Based on the place of consumption, the soft drink market can be classified into two segments – On –premise (at the place of purchase) consumption of soft drinks, for example railway stations, restaurants and cinemas; and In-House consumption of soft drinks purchased for consumption at home. In India on premise consumption accounts for an estimated 80% of the total soft drink market with in-house consumption accounting for the remaining 20% of the market.

Until 1990s, domestic players like Parle Group (Thumps Up, Limca, Goldspot) dominated the softdrink market in India. However, with the advent of the MNC players like Pepsi (1991) and Coke (re-entered in 1993 after it was banned in 1977) in the early 1990s, the market control shifted towards them by the late 1990s.

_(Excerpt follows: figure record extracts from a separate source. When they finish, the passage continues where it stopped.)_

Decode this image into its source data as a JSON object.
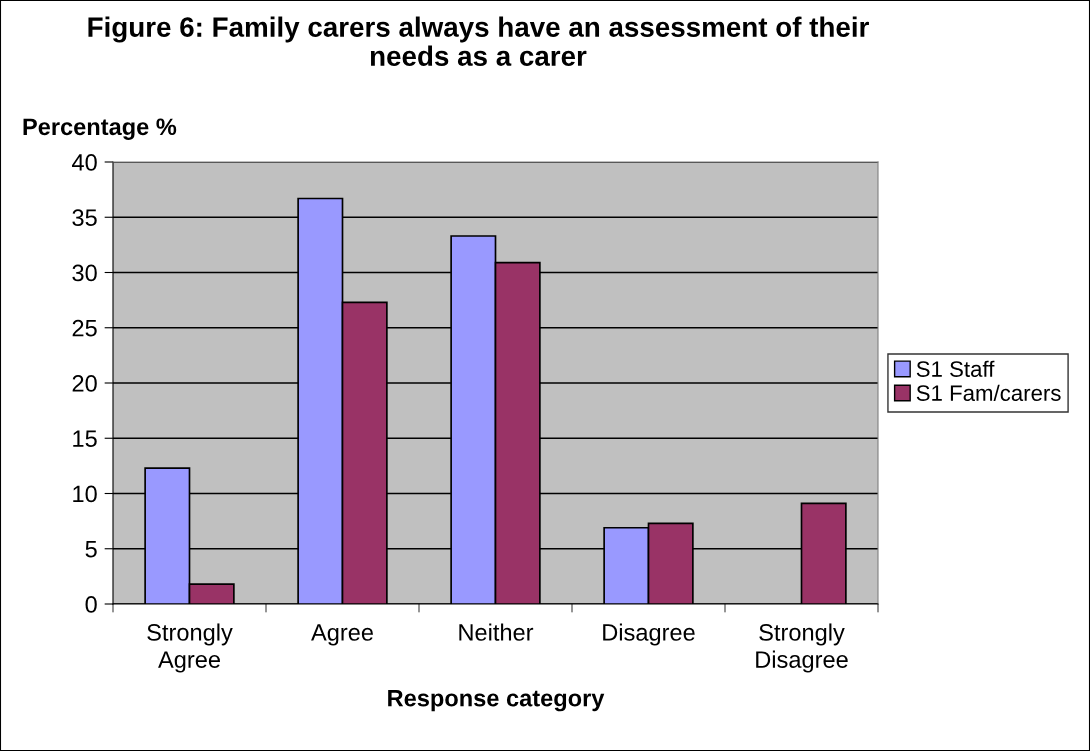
{
  "chart_data": {
    "type": "bar",
    "title": "Figure 6: Family carers always have an assessment of their\nneeds as a carer",
    "xlabel": "Response category",
    "ylabel": "Percentage %",
    "categories": [
      "Strongly\nAgree",
      "Agree",
      "Neither",
      "Disagree",
      "Strongly\nDisagree"
    ],
    "series": [
      {
        "name": "S1 Staff",
        "color": "#9999ff",
        "values": [
          12.3,
          36.7,
          33.3,
          6.9,
          null
        ]
      },
      {
        "name": "S1 Fam/carers",
        "color": "#993366",
        "values": [
          1.8,
          27.3,
          30.9,
          7.3,
          9.1
        ]
      }
    ],
    "ylim": [
      0,
      40
    ],
    "yticks": [
      0,
      5,
      10,
      15,
      20,
      25,
      30,
      35,
      40
    ],
    "grid": "y",
    "legend": "right"
  }
}
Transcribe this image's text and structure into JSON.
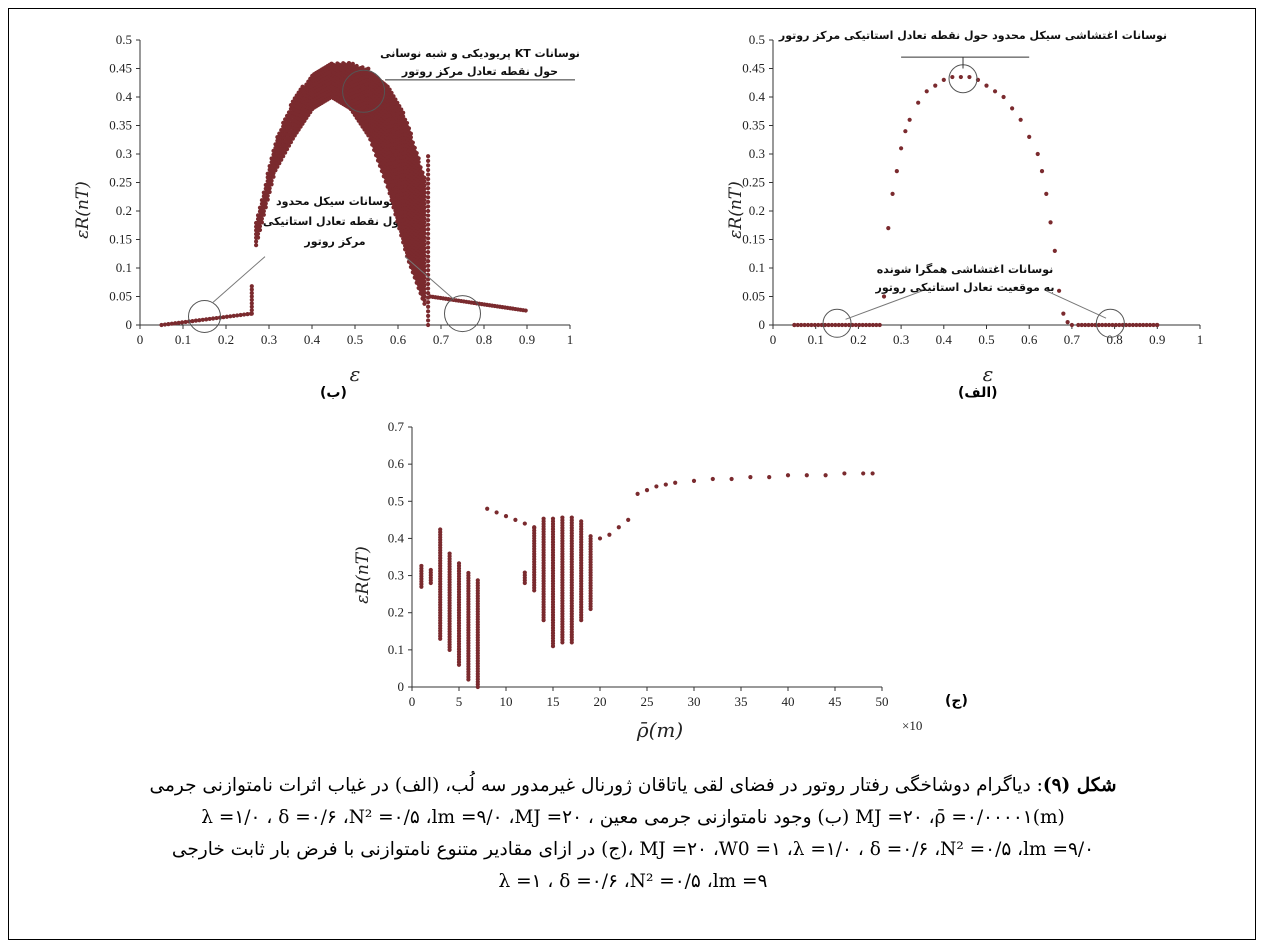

The per capita consumption of soft drinks in India is among the lowest in the world – 5 bottles per annum compared to the 800 bottles per annum in the USA. Delhi reports the highest per capita consumption in the country – 50 bottles per annum. The consumption of PET bottles is more in the urban areas (75% of total PET bottle [plastic bottles] consumption) whereas the sales of 200ml bottles were higher in the rural areas. According to a survey, 91% of the soft drink consumption in India is in the lower, lower middle and upper middle class section.

In 2000, the soft drink market accounted for 6480 million bottles. The market growth had reportedly slowed down during 2000 with a growth rate of 7-8% compared to 22% in 1999. This decline in growth was attributed to the rise in soft drink prices during 2000 on account of increased excise duties. Though Pepsi led the soft drink market during the mid 1990s, Coca-Cola through its constant acquisition of the major national and international brands such as Gold Spot, Limca, Thumps Up, Canada Dry and Crush during the 1990s and 2000, emerged as the new leader in the soft drink market during 2001 with Pepsi closely following it.

Apart from these segments, the soft drink market has a sub segment – the soft drink concentrate segment (SDC) or the preparatory soft drink segment. This segment includes the soft drinks that are available in concentrated forms that need to be diluted or mixed at home for consumption. The major players in the segment are Rasna, Kissan and Roohafza with Rasna ruling the roost with over 82% of the total SDC market in 2001 and Kissan and Roohafza following it with 8% and 7% of the market share respectively.